Financial Due Diligence

A Brief Explanation Of Financial Due Diligence

The term Financial Due Diligence first came in to being as a defensive measure equity brokers could turn to if accused of inadequate disclosure of information to investors. The defense the brokers could turn to was proof that they had exercised due diligence in examining the finances of the company or companies whose equities they were selling.

Financial due diligence has since come to mean the conducting of an exercise with the objective of finding out all relevant financial information regarding a company or business one may be considering purchasing. Financial due diligence can involve going down a lengthy checklist, figuratively leaving no stone unturned, in uncovering not only the past financial activities of the business in question, but the current status, and any proposed future actions as well.

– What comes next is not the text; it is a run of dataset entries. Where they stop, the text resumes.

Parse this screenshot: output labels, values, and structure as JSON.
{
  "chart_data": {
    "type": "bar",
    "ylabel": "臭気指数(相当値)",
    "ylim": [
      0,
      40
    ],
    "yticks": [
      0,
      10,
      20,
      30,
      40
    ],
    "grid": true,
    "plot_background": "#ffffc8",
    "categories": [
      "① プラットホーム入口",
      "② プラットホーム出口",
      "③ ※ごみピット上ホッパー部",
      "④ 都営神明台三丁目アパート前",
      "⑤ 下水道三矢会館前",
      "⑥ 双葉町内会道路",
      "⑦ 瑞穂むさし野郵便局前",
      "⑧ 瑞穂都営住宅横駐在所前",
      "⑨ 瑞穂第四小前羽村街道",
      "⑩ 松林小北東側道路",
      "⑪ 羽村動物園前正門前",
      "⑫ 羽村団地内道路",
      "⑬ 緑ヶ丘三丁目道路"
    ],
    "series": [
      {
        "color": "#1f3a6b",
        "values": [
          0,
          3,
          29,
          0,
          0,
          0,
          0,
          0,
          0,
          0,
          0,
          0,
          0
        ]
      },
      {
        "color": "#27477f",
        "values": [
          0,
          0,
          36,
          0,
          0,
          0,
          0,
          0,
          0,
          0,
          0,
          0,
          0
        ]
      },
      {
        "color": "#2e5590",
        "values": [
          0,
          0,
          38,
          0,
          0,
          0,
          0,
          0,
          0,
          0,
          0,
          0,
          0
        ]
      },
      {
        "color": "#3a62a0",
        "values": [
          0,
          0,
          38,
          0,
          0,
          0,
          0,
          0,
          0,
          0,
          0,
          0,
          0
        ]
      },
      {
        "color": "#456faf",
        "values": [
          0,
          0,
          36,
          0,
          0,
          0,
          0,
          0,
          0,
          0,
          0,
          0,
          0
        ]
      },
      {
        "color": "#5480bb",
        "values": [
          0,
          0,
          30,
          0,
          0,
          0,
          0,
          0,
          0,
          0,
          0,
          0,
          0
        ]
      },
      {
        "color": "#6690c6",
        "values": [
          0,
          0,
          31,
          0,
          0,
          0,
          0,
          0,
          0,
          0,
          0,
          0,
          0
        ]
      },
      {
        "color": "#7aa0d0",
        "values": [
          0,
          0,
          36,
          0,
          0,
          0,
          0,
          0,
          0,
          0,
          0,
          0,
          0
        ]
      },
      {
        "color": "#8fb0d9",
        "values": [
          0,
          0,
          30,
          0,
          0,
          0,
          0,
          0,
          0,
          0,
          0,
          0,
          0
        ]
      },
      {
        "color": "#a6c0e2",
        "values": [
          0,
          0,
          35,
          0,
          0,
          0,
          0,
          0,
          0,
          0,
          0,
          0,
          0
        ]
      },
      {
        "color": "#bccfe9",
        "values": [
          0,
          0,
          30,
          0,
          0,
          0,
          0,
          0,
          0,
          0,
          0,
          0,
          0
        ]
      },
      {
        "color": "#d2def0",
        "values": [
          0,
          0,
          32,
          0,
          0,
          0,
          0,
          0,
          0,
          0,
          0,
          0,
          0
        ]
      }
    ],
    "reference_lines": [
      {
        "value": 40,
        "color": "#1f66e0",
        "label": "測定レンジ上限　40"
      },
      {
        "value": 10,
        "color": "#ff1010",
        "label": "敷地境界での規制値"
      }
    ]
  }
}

By exercising financial due diligence, the buyer not only is in a better position to make an assessment as to whether a deal is to be closed or not, but is given some protection from lawsuits in the future should it be determined that some of the information provided buy the seller turned out to be false, and the buyer, having practiced financial due diligence, could not be found at fault.

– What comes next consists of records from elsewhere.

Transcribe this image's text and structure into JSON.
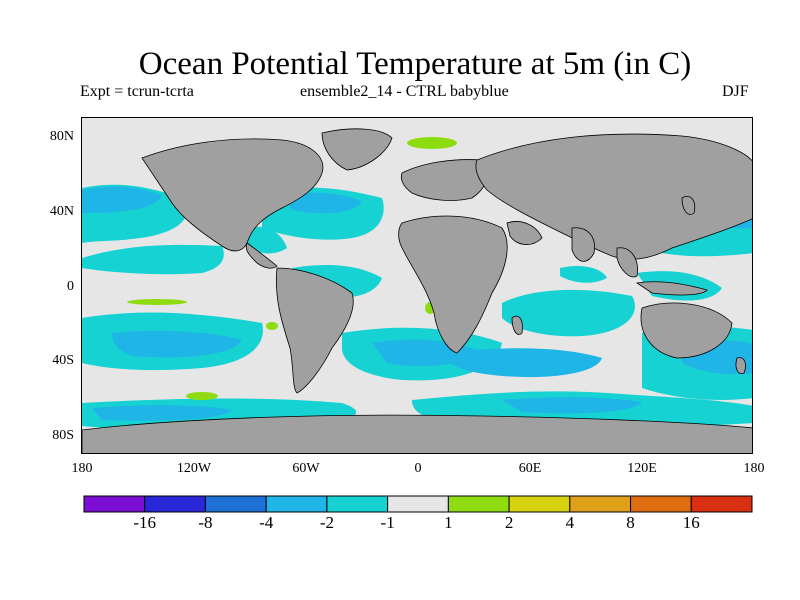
{
  "title": "Ocean Potential Temperature at 5m (in C)",
  "subtitle_left": "Expt = tcrun-tcrta",
  "subtitle_center": "ensemble2_14 - CTRL babyblue",
  "subtitle_right": "DJF",
  "lat_labels": [
    "80N",
    "40N",
    "0",
    "40S",
    "80S"
  ],
  "lon_labels": [
    "180",
    "120W",
    "60W",
    "0",
    "60E",
    "120E",
    "180"
  ],
  "colorbar": {
    "colors": [
      "#7b0fd6",
      "#2a27d8",
      "#1e6fd6",
      "#1fb5e6",
      "#17d2d2",
      "#e6e6e6",
      "#8edc10",
      "#d6d20f",
      "#e0a01a",
      "#e06e10",
      "#d83010"
    ],
    "labels": [
      "-16",
      "-8",
      "-4",
      "-2",
      "-1",
      "1",
      "2",
      "4",
      "8",
      "16"
    ]
  },
  "map_colors": {
    "land": "#a0a0a0",
    "ocean_neutral": "#e6e6e6",
    "cool_minus1_to_minus2": "#17d2d2",
    "cool_minus2_to_minus4": "#1fb5e6",
    "warm_1_to_2": "#8edc10"
  }
}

What are some of the items one might include in a financial due diligence checklist?  As mentioned previously, the list could be very long, but here are some good examples of the information one might attempt to gather.

Typical Financial Due Diligence Information - Financial information from recent years. In most cases annual and quarterly reports for the past three to five years would be asked for. If any such reports were not readily accessible or were lacking in detail, red flags should immediately go up. These reports would include as a minimum, planned versus actual results, a breakdown in sales and gross profits, current inventory or backlogs, and accounts receivable.

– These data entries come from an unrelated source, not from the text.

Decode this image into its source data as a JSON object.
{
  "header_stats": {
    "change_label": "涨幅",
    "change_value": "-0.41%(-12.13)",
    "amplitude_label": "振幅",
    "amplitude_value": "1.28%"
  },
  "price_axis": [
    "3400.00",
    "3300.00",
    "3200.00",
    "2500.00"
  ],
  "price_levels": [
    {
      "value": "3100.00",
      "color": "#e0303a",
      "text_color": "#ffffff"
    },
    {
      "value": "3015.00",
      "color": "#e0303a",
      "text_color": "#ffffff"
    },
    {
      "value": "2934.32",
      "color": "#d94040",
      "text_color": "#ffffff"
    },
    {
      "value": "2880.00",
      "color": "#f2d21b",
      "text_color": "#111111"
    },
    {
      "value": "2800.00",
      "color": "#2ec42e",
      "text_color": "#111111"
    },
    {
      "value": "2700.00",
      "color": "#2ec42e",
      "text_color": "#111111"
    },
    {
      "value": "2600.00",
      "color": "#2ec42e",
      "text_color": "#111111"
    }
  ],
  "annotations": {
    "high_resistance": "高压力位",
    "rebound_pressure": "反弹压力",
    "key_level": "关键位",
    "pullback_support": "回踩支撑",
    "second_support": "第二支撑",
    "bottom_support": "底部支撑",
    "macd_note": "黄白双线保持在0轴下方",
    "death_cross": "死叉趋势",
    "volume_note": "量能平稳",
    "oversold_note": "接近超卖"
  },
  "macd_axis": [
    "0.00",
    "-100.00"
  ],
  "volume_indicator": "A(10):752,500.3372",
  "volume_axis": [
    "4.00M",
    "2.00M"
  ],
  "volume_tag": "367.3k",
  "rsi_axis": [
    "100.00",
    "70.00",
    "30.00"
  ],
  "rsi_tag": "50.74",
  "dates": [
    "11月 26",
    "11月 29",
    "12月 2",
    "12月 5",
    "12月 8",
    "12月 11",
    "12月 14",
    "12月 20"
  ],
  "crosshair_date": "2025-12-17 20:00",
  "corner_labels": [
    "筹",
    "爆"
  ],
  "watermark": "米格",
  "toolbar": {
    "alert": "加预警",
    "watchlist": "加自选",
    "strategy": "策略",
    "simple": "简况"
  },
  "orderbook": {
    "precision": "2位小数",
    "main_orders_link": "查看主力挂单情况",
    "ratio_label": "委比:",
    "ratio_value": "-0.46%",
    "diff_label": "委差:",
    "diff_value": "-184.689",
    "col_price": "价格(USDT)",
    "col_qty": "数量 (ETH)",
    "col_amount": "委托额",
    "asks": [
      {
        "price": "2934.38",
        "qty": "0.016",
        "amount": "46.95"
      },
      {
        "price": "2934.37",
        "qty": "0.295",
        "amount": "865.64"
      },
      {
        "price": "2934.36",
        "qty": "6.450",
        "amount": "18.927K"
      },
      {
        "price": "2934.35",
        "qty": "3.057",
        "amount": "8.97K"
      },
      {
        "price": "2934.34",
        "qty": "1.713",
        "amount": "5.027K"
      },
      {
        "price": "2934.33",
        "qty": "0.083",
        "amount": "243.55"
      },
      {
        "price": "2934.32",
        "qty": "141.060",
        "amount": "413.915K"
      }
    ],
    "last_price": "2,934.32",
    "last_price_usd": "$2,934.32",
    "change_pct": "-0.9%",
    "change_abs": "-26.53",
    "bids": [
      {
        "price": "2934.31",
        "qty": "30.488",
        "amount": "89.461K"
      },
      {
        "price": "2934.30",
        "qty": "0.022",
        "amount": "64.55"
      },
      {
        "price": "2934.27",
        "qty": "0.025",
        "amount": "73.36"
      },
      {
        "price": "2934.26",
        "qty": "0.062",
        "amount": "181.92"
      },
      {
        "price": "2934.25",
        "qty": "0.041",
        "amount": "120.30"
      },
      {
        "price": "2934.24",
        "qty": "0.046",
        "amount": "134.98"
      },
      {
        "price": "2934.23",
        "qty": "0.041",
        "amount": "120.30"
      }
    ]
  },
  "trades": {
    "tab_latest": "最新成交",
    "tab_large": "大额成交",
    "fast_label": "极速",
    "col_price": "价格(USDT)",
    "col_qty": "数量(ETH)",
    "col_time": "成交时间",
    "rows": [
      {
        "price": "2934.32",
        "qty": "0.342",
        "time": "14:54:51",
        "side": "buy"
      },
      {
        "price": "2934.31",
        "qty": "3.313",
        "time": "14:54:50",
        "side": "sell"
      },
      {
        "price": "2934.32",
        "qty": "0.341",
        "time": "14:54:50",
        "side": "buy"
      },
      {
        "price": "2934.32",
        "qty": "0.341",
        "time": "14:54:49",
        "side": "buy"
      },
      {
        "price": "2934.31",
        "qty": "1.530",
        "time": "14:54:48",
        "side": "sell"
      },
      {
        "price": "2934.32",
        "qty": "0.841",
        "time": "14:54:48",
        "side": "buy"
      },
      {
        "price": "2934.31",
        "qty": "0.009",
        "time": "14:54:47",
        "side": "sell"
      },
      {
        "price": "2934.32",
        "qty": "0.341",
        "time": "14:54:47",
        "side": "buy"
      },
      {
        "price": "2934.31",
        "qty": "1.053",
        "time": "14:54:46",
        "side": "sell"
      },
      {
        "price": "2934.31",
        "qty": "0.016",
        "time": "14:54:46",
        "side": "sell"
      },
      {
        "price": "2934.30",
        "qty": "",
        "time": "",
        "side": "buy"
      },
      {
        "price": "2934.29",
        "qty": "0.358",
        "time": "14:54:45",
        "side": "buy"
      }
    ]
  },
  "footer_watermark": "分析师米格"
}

Financial projections should be on the list. Usually a company or business should be expected to have financial projections documented for at least one year and preferably three. Numbers for periods longer than three years tend to become less meaningful but still can be of some value. Any lack of documented financial projections would be another red flag warning.

Financial due diligence documentation normally takes in to account a business's capital structure, including the number of shares outstanding if publicly traded, along with an identification of the shareholders. Any outstanding warrants, notes, or stock options need to be provided. All debts, liabilities, as well as lines of credit need to be made available. Tax information is of course all-important, not only regarding what taxes have been paid but clear indications of those tax liabilities planned for or anticipated.

The list includes agreements, past and pending, it includes the record the financial holdings of company by company officers, it includes minutes of Board of Directors' meetings, as well as documents pertaining to decisions made by the Board. Insurance polices, both covering the company and the company's employees have to be made known, as well as any contracts made with employees, other companies, or other entities. A list of property held by the company, including intellectual properties and copyrights or patents is almost always required information.

Summary - The list can go on and on, and anything relating to a company's financial situation is fair game as far as a requirement for information is concerned. As should be apparent, a financial due diligence document is not an executive summary, though there my be one appended to the information documented, nor is it really a summary of any kind. A financial due diligence document is a detailed statement of facts, and financial due diligence, as an activity, is nothing short of a full scale, in-depth investigation, be it of a company or of a specific transaction.